L'allure séduisante du cerveau et la science de la persuasion

Par Jay Van Bavel et Dominic Packer

Brains

Dans la foulée de la décennie du cerveau et du développement de la neuro-imagerie, il est presque impossible d'ouvrir un magazine scientifique ou de parcourir une librairie sans rencontrer des images du cerveau humain. En tant que neuroscientifique éminente, Martha Farah a remarqué que «les images cérébrales sont l'icône scientifique de notre époque, remplaçant l'atome planétaire de Bohr comme symbole de la science».

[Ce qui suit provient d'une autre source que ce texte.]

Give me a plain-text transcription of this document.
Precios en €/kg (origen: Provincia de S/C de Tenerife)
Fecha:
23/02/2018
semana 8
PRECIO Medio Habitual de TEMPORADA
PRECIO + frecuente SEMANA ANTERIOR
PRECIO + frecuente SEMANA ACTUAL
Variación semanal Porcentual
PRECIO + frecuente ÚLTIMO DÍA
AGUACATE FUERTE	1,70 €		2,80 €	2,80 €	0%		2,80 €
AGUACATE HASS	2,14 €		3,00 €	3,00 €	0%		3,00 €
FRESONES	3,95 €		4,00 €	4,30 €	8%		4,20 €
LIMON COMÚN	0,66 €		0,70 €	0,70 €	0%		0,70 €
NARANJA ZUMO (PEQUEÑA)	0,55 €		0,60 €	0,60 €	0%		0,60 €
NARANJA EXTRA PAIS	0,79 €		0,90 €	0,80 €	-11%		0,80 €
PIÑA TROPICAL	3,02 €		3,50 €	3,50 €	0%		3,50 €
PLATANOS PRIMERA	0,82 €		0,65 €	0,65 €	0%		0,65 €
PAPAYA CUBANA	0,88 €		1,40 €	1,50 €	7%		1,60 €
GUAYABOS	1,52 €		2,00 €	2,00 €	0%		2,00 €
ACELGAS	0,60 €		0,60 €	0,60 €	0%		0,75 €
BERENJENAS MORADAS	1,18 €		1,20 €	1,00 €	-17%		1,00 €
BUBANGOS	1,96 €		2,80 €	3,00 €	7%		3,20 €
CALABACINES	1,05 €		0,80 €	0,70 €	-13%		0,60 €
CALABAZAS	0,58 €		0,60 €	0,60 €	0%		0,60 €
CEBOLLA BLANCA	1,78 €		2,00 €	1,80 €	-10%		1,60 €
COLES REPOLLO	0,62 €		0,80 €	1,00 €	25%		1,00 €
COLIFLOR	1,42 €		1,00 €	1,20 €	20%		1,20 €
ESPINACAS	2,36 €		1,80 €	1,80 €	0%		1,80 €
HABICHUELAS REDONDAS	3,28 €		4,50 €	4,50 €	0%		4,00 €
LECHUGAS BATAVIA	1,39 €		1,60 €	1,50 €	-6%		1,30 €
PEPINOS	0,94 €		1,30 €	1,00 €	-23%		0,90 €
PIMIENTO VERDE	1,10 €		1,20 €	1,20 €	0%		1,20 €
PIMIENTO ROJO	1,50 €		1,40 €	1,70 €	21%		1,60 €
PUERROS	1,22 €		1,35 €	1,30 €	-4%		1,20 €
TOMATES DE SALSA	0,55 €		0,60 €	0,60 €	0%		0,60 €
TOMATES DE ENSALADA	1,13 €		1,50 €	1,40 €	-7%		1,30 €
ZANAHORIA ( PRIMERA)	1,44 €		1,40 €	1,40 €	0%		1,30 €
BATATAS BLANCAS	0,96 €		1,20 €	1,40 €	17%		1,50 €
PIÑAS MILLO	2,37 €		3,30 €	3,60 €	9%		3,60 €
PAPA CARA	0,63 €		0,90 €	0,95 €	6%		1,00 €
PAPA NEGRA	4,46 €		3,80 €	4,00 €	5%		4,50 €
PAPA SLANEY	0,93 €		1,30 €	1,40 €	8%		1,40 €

L'émergence rapide de la neuroscience cognitive s'est accompagnée d'une augmentation rapide des praticiens et des vendeurs d'huile de serpent qui font des promesses que la neuro-imagerie ne peut pas encore livrer. Les critiques à l'intérieur et à l'extérieur de la discipline ont tous deux été prompts à condamner les affirmations désobligeantes selon lesquelles l'IRM peut nous dire pour qui nous comptons voter, si nous aimons nos iPhones, et pourquoi nous croyons en Dieu. Pourtant, le défilé constant de résultats débordés a conduit à la montée de "Les nouveaux neuro-sceptiques" qui soutiennent que les neurosciences sont incapables de répondre aux questions intéressantes, ou pire, que les scientifiques ont simplement été séduits par les lumières vacillantes du cerveau .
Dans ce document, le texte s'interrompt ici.